Le gouvernement saoudien, exécutant un imam chiite accusé seulement de délits d’opinion, "essaye d’exporter régionalement ses craintes et ses problèmes internes", fait remarquer un porte-parole du gouvernement iranien.

Ce n’est un secret pour personne : l’Arabie saoudite voit le rapprochement entre Washington et Téhéran comme une menace à son pouvoir régional. En outre, les coûts de la guerre, jusqu’à présent sans succès, contre les rebelles Houthi (chiites) au Yémen et la chute des prix du pétrole, dont le commerce est la base de l’économie nationale, ont saigné les coffres de la famille royale. Le déficit budgétaire dépasse les 100 milliards de dollars, et les dirigeants de Riyad ont dû imposer des mesures d’austérité et des impôts à une population peu disposée à les accepter. Quoi de mieux pour rassembler les esprits contre l’ennemi détesté chiite ?

D’autre part, l’assaut sur l’ambassade saoudienne à Téhéran a violé un des principes de base des relations internationales à savoir le respect des ambassades étrangères ; mais ce n’est pas une "première" en Iran, l’ambassade des États-Unis en 1979 et l’ambassade de la Grande-Bretagne en 2011 avaient elles aussi été mises à feu. « Laissez-en quelques-unes à brûler aux futures générations ! » plaisantent sur les réseaux sociaux des fanfarons Iraniens.

Au-delà des plaisanteries, cette fois, personne n’a revendiqué la responsabilité de l’attaque et les autorités iraniennes – du Président Rouhani aux Gardiens de la Révolution – ont exprimé la condamnation de ces actes et de leurs auteurs. « Ils ont voulu faire vaciller la politique étrangère iranienne de ces deux dernières années », a commenté le ministre des Affaires étrangères, Mohammad Javad Zarif. D’autres "accidents" pourraient mettre en sérieuse difficulté l’autorité iranienne actuelle modérée qui, après la fin de l’embargo et la réouverture de l’Iran dans le monde, porte l’espoir d’une victoire électorale.

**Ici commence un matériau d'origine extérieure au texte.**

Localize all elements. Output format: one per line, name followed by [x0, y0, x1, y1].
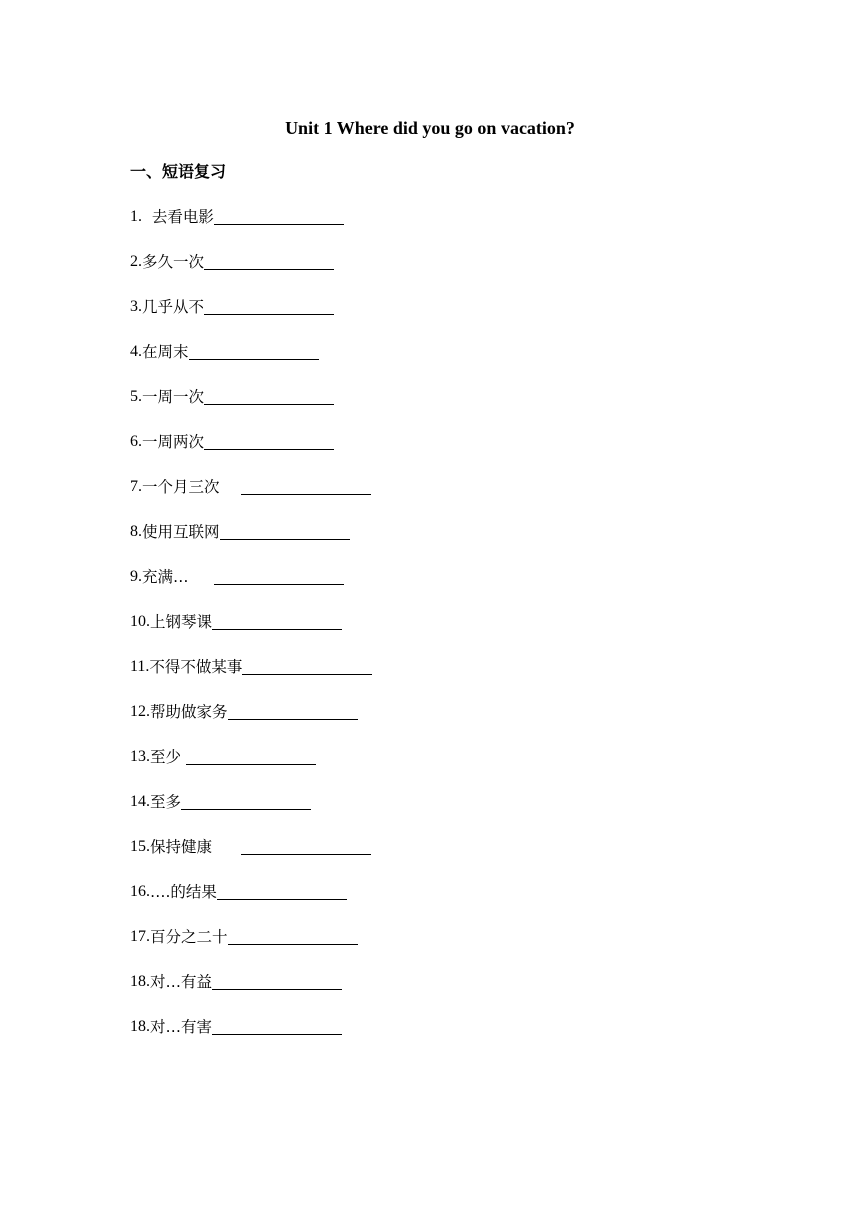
answer-blank[interactable] — [186, 746, 316, 765]
phrase-list — [130, 205, 730, 1060]
answer-blank[interactable] — [204, 251, 334, 270]
item-number: 18. — [130, 1018, 150, 1035]
list-item — [130, 205, 730, 250]
answer-blank[interactable] — [214, 206, 344, 225]
item-number: 2. — [130, 253, 142, 270]
answer-blank[interactable] — [189, 341, 319, 360]
item-phrase: 至少 — [150, 748, 182, 766]
worksheet-title: Unit 1 Where did you go on vacation? — [285, 118, 575, 138]
list-item — [130, 835, 730, 880]
item-number: 9. — [130, 568, 142, 585]
answer-blank[interactable] — [220, 521, 350, 540]
item-number: 8. — [130, 523, 142, 540]
item-number: 14. — [130, 793, 150, 810]
list-item — [130, 925, 730, 970]
answer-blank[interactable] — [204, 386, 334, 405]
item-number: 6. — [130, 433, 142, 450]
list-item — [130, 565, 730, 610]
item-phrase: 至多 — [150, 793, 182, 811]
item-phrase: 不得不做某事 — [149, 658, 243, 676]
list-item — [130, 385, 730, 430]
answer-blank[interactable] — [241, 476, 371, 495]
list-item — [130, 340, 730, 385]
item-phrase: 一个月三次 — [142, 478, 220, 496]
list-item — [130, 745, 730, 790]
list-item — [130, 700, 730, 745]
item-number: 3. — [130, 298, 142, 315]
list-item — [130, 880, 730, 925]
list-item — [130, 655, 730, 700]
item-phrase: 百分之二十 — [150, 928, 228, 946]
list-item — [130, 790, 730, 835]
list-item — [130, 250, 730, 295]
item-phrase: 去看电影 — [142, 208, 214, 226]
answer-blank[interactable] — [228, 926, 358, 945]
item-number: 15. — [130, 838, 150, 855]
list-item — [130, 610, 730, 655]
answer-blank[interactable] — [212, 1016, 342, 1035]
list-item — [130, 1015, 730, 1060]
item-phrase: 使用互联网 — [142, 523, 220, 541]
item-phrase: 保持健康 — [150, 838, 213, 856]
answer-blank[interactable] — [241, 836, 371, 855]
item-phrase: ….的结果 — [150, 883, 217, 901]
item-number: 12. — [130, 703, 150, 720]
item-phrase: 充满… — [142, 568, 189, 586]
item-phrase: 在周末 — [142, 343, 189, 361]
section-heading: 一、短语复习 — [130, 162, 227, 181]
item-phrase: 帮助做家务 — [150, 703, 228, 721]
item-number: 16. — [130, 883, 150, 900]
item-number: 7. — [130, 478, 142, 495]
item-phrase: 一周两次 — [142, 433, 205, 451]
list-item — [130, 520, 730, 565]
item-phrase: 对…有益 — [150, 973, 213, 991]
answer-blank[interactable] — [212, 971, 342, 990]
item-phrase: 一周一次 — [142, 388, 205, 406]
answer-blank[interactable] — [212, 611, 342, 630]
list-item — [130, 295, 730, 340]
item-phrase: 上钢琴课 — [150, 613, 213, 631]
answer-blank[interactable] — [181, 791, 311, 810]
answer-blank[interactable] — [204, 296, 334, 315]
item-number: 4. — [130, 343, 142, 360]
item-phrase: 多久一次 — [142, 253, 205, 271]
answer-blank[interactable] — [217, 881, 347, 900]
item-phrase: 对…有害 — [150, 1018, 213, 1036]
item-number: 10. — [130, 613, 150, 630]
item-number: 13. — [130, 748, 150, 765]
answer-blank[interactable] — [228, 701, 358, 720]
item-number: 1. — [130, 208, 142, 225]
item-number: 5. — [130, 388, 142, 405]
item-number: 11. — [130, 658, 150, 675]
list-item — [130, 430, 730, 475]
item-number: 17. — [130, 928, 150, 945]
item-number: 18. — [130, 973, 150, 990]
list-item — [130, 970, 730, 1015]
list-item — [130, 475, 730, 520]
answer-blank[interactable] — [214, 566, 344, 585]
item-phrase: 几乎从不 — [142, 298, 205, 316]
answer-blank[interactable] — [204, 431, 334, 450]
answer-blank[interactable] — [242, 656, 372, 675]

Et ce n’est pas seulement en Arabie saoudite que l’on pousse à l’exaspération. En Iran, il existe une aile   radicale, formée par les Pasdaran et le clergé chiite, alignée sur la formule « le pire est le mieux » et qui, durant la période de l’embargo, a prospéré accumulant une énorme richesse et consolidé la base de son pouvoir. Les semaines à venir sont pleines de pièges. A se mettre en travers il y a aussi le Congrès américain, à majorité républicaine, qui entend promulguer de nouvelles restrictions à l’encontre de l’Iran, sapant les accords signés par le secrétaire d’État John Kerry. Dans une prison saoudienne attend aussi quelqu’un d’autre. C’est Ali, petit-fils de l’imam chiite exécuté, arrêté lorsqu’il était mineur pour avoir organisé une manifestation en faveur de son oncle. S’il venait à être décapité et crucifié, comme il en a déjà été statué, les conséquences pourraient être vraiment catastrophiques.